Jingle & Mingle 2018 is a special evening of great music, great food and drink, and an opportunity to help young, aspiring musicians. This event will allow you to enjoy the fabulous music of bassist/vocalist Nicki Parrott (former member of the Les Paul Trio) and support the Litchfield Jazz Camp at the same time! Top Jazz Camp students will join Nicki to perform, so the audience will be treated to great music, a cocktail party, and dinner. The festivities will take place on December 15, from 7:00 to 10:00 pm, at the Litchfield Community Center. The cost for this fundraiser is $85 per person. Last year’s Jingle & Mingle was sold out, so get your tickets early!

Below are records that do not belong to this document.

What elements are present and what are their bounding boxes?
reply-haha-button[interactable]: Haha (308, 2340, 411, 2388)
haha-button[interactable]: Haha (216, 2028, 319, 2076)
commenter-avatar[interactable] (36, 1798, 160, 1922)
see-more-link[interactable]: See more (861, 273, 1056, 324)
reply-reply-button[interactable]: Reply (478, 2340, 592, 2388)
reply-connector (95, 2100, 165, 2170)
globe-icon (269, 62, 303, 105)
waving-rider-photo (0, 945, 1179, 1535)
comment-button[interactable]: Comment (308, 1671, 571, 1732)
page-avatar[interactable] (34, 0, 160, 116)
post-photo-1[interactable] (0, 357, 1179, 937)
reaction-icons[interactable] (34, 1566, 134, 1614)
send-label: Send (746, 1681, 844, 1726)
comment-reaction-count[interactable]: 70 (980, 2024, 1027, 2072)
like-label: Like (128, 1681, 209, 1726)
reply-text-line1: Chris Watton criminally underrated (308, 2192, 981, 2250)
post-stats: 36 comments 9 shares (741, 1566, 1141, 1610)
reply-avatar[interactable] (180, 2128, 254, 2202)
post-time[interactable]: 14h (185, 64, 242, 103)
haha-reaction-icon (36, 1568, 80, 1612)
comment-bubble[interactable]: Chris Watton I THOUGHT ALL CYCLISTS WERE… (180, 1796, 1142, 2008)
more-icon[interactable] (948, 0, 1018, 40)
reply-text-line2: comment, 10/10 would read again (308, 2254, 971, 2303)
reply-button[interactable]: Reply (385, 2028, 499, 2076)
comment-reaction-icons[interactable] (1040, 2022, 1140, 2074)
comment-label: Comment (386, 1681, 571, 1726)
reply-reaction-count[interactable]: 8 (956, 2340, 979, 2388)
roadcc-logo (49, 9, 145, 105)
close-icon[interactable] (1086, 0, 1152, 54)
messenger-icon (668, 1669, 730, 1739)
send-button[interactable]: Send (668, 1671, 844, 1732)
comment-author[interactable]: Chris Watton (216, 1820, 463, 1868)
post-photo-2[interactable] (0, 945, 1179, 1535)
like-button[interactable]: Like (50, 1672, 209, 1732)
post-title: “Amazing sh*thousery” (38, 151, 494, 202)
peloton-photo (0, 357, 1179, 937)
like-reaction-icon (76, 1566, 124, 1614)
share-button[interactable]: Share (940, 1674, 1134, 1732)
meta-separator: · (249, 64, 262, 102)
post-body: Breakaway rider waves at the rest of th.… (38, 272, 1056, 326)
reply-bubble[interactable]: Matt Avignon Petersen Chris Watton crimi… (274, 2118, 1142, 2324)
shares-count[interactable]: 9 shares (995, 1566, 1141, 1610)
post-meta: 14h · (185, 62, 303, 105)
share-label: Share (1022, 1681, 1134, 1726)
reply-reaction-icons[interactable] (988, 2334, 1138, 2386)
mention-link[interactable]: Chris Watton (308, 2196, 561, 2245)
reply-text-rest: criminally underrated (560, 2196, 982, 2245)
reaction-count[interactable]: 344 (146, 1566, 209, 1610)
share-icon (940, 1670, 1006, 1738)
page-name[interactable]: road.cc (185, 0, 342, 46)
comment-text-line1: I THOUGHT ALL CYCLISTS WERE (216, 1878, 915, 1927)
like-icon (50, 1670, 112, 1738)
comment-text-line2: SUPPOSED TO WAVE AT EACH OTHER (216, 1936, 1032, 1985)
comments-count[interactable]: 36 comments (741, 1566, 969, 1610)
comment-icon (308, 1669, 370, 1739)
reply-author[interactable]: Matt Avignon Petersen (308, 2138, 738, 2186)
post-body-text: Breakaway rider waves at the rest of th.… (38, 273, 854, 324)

One of the best things about the Litchfield Jazz Festival is how it brings different generations of jazz musicians together in a relaxed atmosphere. All the action is on just two stages – the Main Stage and the Student Stage. Most of the schedule does not overlap, so there’s no need to rush from stage to stage. There are also lots of great vendors of food and art on the scene, including renowned Connecticut painter Chris Osborne, and multi-media artist Danielle Mailer, who’ve both done official t-shirts for LJF. Between the great music and the mellow vibe, Litchfield is one of the coolest jazz fests around.